Pensionsvorsorge: Sammeln für kargere Zeiten

Sciurus vulgaris handelt vorausschauend, homo sapiens nicht immer
Experten-Tenor: Staatliche Pension bleibt zentral, Eigenvorsorge wird aber wichtiger.

Staatliche, betriebliche und private Vorsorge: Das sind die drei Säulen, die jedes Pensionssystem tragen. Die Gretchenfrage lautet: Wie viel trägt jede Säule bei? Und: Sind die Pensionen dauerhaft gesichert und reichen sie für einen vernünftigen Lebensstandard im Alter? Je nachdem, wen man im Politspektrum befragt, fallen die Antworten unterschiedlich aus. Und der Fondsbranche, den Versicherungen und Pensionskassen wird in der Debatte ohnehin ein Eigeninteresse unterstellt – sie wittern natürlich neue Geschäftschancen.

Zentrale staatliche Säule

Die staatliche Säule bleibe das zentrale tragende Element, die betriebliche und private Eigenvorsorge müssten in Österreich aber gestärkt werden: So lautete am Mittwoch der Tenor jener Experten, die am Altersvorsorge- und Investorengipfel 2016 in Wien teilnehmen.

"Jede Säule hat ihre Stärken", übte sich Andreas Zakostelsky, Obmann des Fachverbandes der Pensionskassen und Chef der VBV-Gruppe, in Zurückhaltung. Das Schlagwort der drohenden Altersarmut sei ihm "zu schreierisch", sagte der ÖVP-Nationalratsabgeordnete. Er wünscht sich stattdessen einen "ernsthaften Diskurs, ohne ideologische Scheuklappen". Eigentlich sei im Regierungsprogramm formuliert, dass sich die Pensionsreformkommission auch mit Säule zwei und drei beschäftigen soll. Passiert sei das nicht.
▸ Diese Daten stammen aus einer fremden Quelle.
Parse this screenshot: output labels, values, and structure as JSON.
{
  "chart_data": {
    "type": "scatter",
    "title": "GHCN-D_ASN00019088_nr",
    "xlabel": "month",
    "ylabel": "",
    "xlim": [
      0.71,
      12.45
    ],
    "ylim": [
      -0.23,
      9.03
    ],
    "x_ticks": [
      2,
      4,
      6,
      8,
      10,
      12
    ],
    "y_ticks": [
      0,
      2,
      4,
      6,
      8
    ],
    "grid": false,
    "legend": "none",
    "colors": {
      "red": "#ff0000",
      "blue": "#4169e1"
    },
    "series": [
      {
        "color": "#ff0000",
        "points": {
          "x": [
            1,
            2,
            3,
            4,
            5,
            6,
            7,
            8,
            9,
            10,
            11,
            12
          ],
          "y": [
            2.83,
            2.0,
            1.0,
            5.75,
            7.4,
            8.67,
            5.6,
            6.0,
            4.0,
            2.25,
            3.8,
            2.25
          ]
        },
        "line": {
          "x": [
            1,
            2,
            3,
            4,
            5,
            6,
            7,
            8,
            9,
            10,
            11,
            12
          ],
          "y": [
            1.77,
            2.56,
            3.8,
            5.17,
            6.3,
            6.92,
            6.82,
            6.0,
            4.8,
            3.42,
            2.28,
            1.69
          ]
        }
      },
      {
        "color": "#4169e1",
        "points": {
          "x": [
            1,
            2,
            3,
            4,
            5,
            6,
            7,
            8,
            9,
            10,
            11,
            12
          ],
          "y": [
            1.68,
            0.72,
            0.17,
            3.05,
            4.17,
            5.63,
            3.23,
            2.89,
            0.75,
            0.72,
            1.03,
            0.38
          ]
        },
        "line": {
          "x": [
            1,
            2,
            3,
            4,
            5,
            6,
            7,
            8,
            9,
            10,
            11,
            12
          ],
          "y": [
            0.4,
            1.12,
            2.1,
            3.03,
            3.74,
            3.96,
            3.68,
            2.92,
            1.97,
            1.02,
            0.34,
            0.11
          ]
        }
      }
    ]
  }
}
Wichtig wären aus Branchensicht vier Punkte, sagte Zakostelsky: Die Eigenvorsorge sollte steuerlich absetzbar sein. Bei der "Abfertigung Neu" wäre eine längere Haltedauer sinnvoll – vorzeitige Entnahmen des Geldes seien aus Vorsorgesicht kontraproduktiv. Und bei der staatlich geförderten Zukunftsvorsorge sollte die Wahl einer garantiefreien Variante sowie eine Verwendung für die Pflegevorsorge möglich sein.

KMU-Manko

In Österreich stammen 90 Prozent der Alterseinkommen aus der staatlichen Pension – diese Abhängigkeit sei nirgendwo höher, warnte Neos-Chef Matthias Strolz. In Ländern wie Frankreich oder den Niederlanden ist es nur die Hälfte. Strolz wünscht sich eine Steuerbefreiung (Versicherungssteuer, KESt) für alle Pensionsvorsorgeprodukte; bei vorzeitiger Entnahme sollte die volle Nachversteuerung greifen.

Der geringe Wissensstand sei daran schuld, dass in Österreich nur 25 Prozent der Betriebe für Mitarbeiter vorsorgen, sagte Gutachter Thomas Wondrak: "Wir brauchen ein klares politisches Commitment und eine Informationsoffensive, vor allem bei Klein- und Mittelbetrieben." Am günstigsten wäre es freilich, die betriebliche Vorsorge überhaupt gleich in den Kollektivverträgen (KV) zu verankern. Das sei aber bisher nur bei 50 von 845 KV passiert, die ganz großen wie Handel oder Gewerbe fehlen.

Deutsches Modell

Deutschland hat vor 15 Jahren radikale Pensionsreformen eingeleitet, an deren Ende nur 43 Prozent Lohnersatzquote aus der staatlichen Säule kommen. 15 Millionen Deutsche haben seither private Vorsorgeverträge ("Riester Rente") abgeschlossen.

Jetzt stagniere die Zahl, sagte Heribert Karch von der deutschen Arge betriebliche Altersvorsorge. Er warnte aber, die Zusatzvorsorge allein dem Individuum zu überlassen: "Das Leitbild vom mündigen Bürger, vom homo oeconomicus, ist Fiktion. Der Mensch handelt nicht so vorausschauend." Sonst würden gerade jene Menschen abgehängt, die eine Vorsorge besonders dringend brauchen.